Garrett chases Grant outside, where Grant threatens to kill Rio if he isn't let go. Garrett tells Grant that witnesses will attest to how he ran off from Pat Garrett like a coward. Grant says that's not true, but Garrett says it doesn't matter what's true, it matters the story they tell when you're gone. Garrett challenges Grant to a fair gunfight, which he accepts, and tosses Rio aside. Sara emerges from the saloon suddenly, distracting Garrett. Grant makes his move, but Rio shoots him in the head. Before Garrett leaves town, he tells the siblings they have good in them and plenty of life to put to good use. As Sara and Rio ride off, Rio encourages Sara to remember what she once said to him, that it ain't wrong being afraid, you have to keep trying and keep moving until you find some goodness in life.

== Production ==
=== Development ===
In April 2017, Vincent D'Onofrio was announced to be directing and starring in the film as Sheriff Romero. In July 2017, Dane DeHaan was cast as Billy the Kid. In August 2017, it was revealed that Chris Pratt would appear in the film. In September 2017, Jake Schur was cast in the title role.

=== Filming ===
Principal photography began in October 2017, in the Santa Fe, New Mexico area, with Matthew J. Lloyd serving as cinematographer.

== Release ==
The first trailer debuted on February 21, 2019. The Kid was released in the United States on March 8, 2019, by Lionsgate. The film was released in 268 theaters.

=== Critical response ===
On Rotten Tomatoes, the film has an approval rating of based on reviews from critics, with an average rating of . The website's critics consensus reads, "Well-framed, well-cast, and well-intentioned, The Kid still largely fails to set itself apart from the multitude of other westerns covering similar territory." On Metacritic, the film has a weighted average score of 51 out of 100 based on reviews from 15 critics, indicating "mixed or average reviews".
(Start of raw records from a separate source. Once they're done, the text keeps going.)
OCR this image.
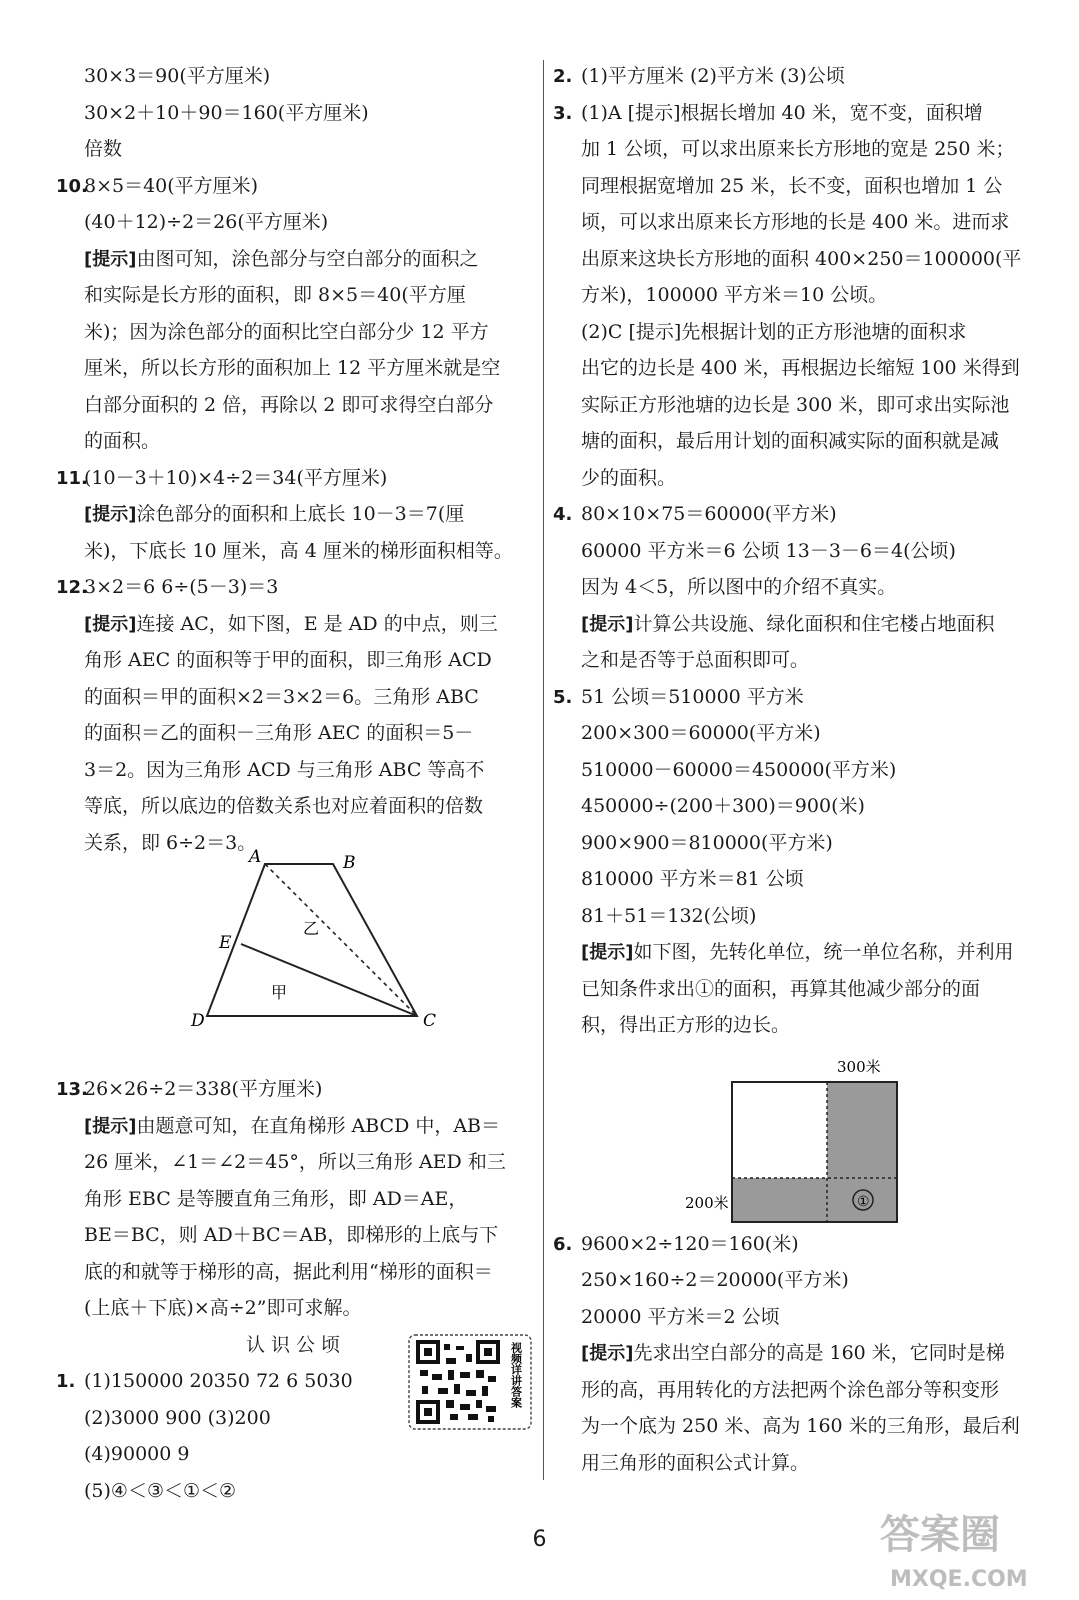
30×3＝90(平方厘米)
30×2＋10＋90＝160(平方厘米)
倍数
10.8×5＝40(平方厘米)
(40＋12)÷2＝26(平方厘米)
[提示]由图可知，涂色部分与空白部分的面积之
和实际是长方形的面积，即 8×5＝40(平方厘
米)；因为涂色部分的面积比空白部分少 12 平方
厘米，所以长方形的面积加上 12 平方厘米就是空
白部分面积的 2 倍，再除以 2 即可求得空白部分
的面积。
11.(10－3＋10)×4÷2＝34(平方厘米)
[提示]涂色部分的面积和上底长 10－3＝7(厘
米)，下底长 10 厘米，高 4 厘米的梯形面积相等。
12.3×2＝6 6÷(5－3)＝3
[提示]连接 AC，如下图，E 是 AD 的中点，则三
角形 AEC 的面积等于甲的面积，即三角形 ACD
的面积＝甲的面积×2＝3×2＝6。三角形 ABC
的面积＝乙的面积－三角形 AEC 的面积＝5－
3＝2。因为三角形 ACD 与三角形 ABC 等高不
等底，所以底边的倍数关系也对应着面积的倍数
关系，即 6÷2＝3。
13.26×26÷2＝338(平方厘米)
[提示]由题意可知，在直角梯形 ABCD 中，AB＝
26 厘米，∠1＝∠2＝45°，所以三角形 AED 和三
角形 EBC 是等腰直角三角形，即 AD＝AE，
BE＝BC，则 AD＋BC＝AB，即梯形的上底与下
底的和就等于梯形的高，据此利用“梯形的面积＝
(上底＋下底)×高÷2”即可求解。
认识公顷
1. (1)150000 20350 72 6 5030
(2)3000 900 (3)200
(4)90000 9
(5)④＜③＜①＜②
2. (1)平方厘米 (2)平方米 (3)公顷
3. (1)A [提示]根据长增加 40 米，宽不变，面积增
加 1 公顷，可以求出原来长方形地的宽是 250 米；
同理根据宽增加 25 米，长不变，面积也增加 1 公
顷，可以求出原来长方形地的长是 400 米。进而求
出原来这块长方形地的面积 400×250＝100000(平
方米)，100000 平方米＝10 公顷。
(2)C [提示]先根据计划的正方形池塘的面积求
出它的边长是 400 米，再根据边长缩短 100 米得到
实际正方形池塘的边长是 300 米，即可求出实际池
塘的面积，最后用计划的面积减实际的面积就是减
少的面积。
4. 80×10×75＝60000(平方米)
60000 平方米＝6 公顷 13－3－6＝4(公顷)
因为 4＜5，所以图中的介绍不真实。
[提示]计算公共设施、绿化面积和住宅楼占地面积
之和是否等于总面积即可。
5. 51 公顷＝510000 平方米
200×300＝60000(平方米)
510000－60000＝450000(平方米)
450000÷(200＋300)＝900(米)
900×900＝810000(平方米)
810000 平方米＝81 公顷
81＋51＝132(公顷)
[提示]如下图，先转化单位，统一单位名称，并利用
已知条件求出①的面积，再算其他减少部分的面
积，得出正方形的边长。
6. 9600×2÷120＝160(米)
250×160÷2＝20000(平方米)
20000 平方米＝2 公顷
[提示]先求出空白部分的高是 160 米，它同时是梯
形的高，再用转化的方法把两个涂色部分等积变形
为一个底为 250 米、高为 160 米的三角形，最后利
用三角形的面积公式计算。
A	B
C
D
E
乙
甲
①
300米
200米
视频详讲答案
6	答案圈
MXQE.COM
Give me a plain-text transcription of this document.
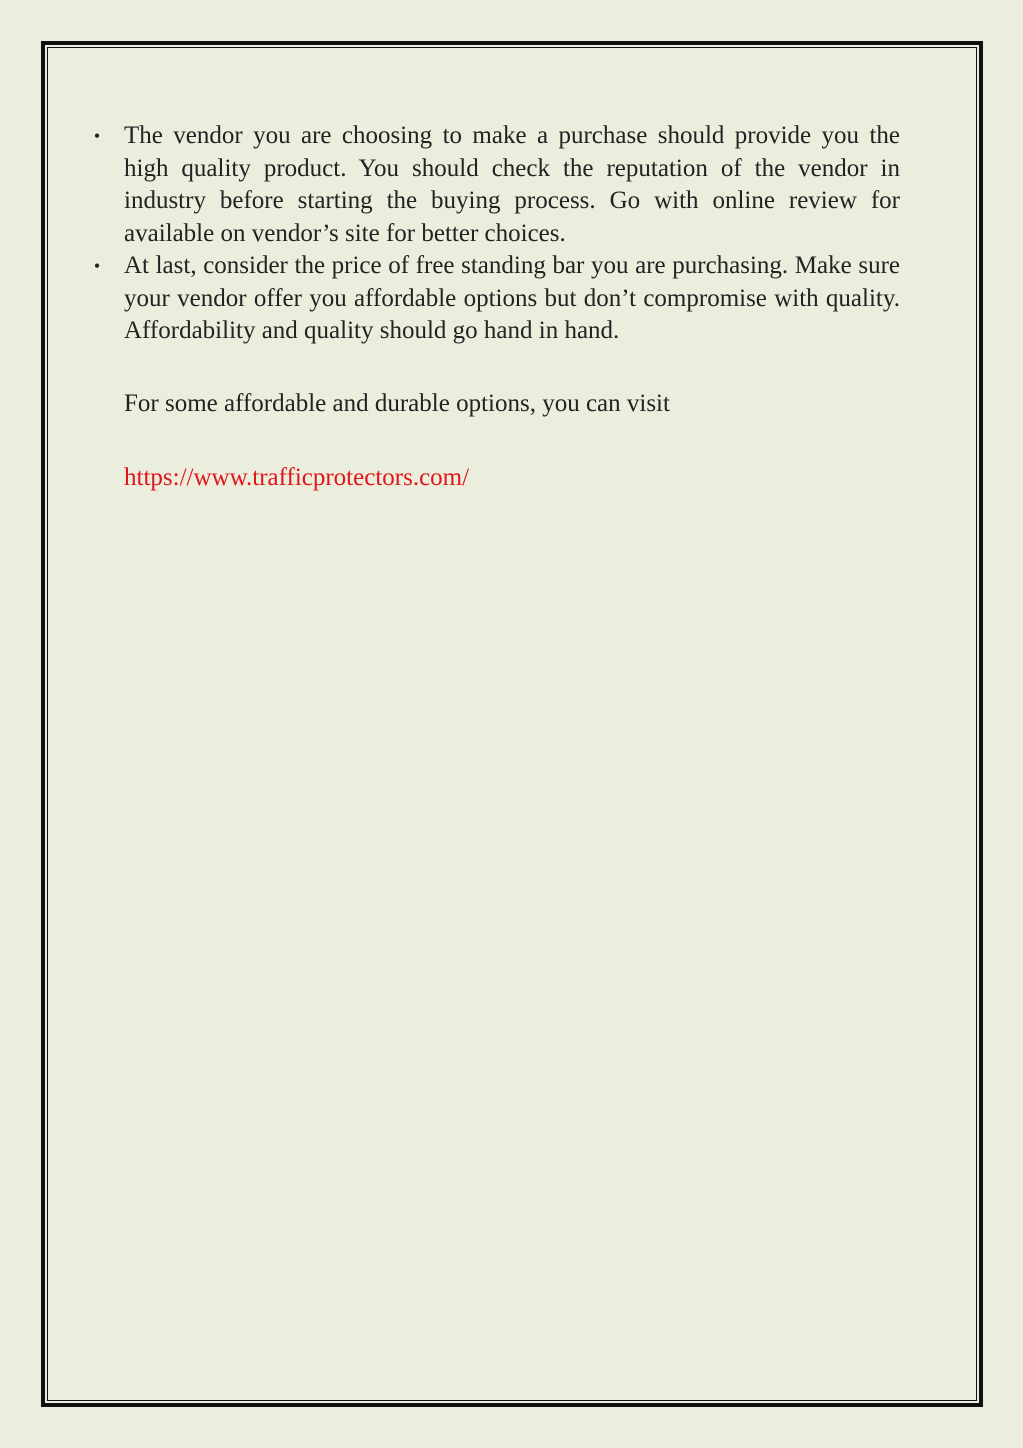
• The vendor you are choosing to make a purchase should provide you the high quality product. You should check the reputation of the vendor in industry before starting the buying process. Go with online review for available on vendor’s site for better choices.
• At last, consider the price of free standing bar you are purchasing. Make sure your vendor offer you affordable options but don’t compromise with quality. Affordability and quality should go hand in hand.

For some affordable and durable options, you can visit

https://www.trafficprotectors.com/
Joe Leydon of Variety called it "a consistently involving and often exciting drama in which the two Wild West icons are presented from the p.o.v. of an impressionable adolescent who weighs the pros and cons of each man as a role model." John DeFore of The Hollywood Reporter wrote: "The result is very pleasing, even for moviegoers who don't pine for the Western's return, and represents a big step forward in the directing career of D'Onofrio."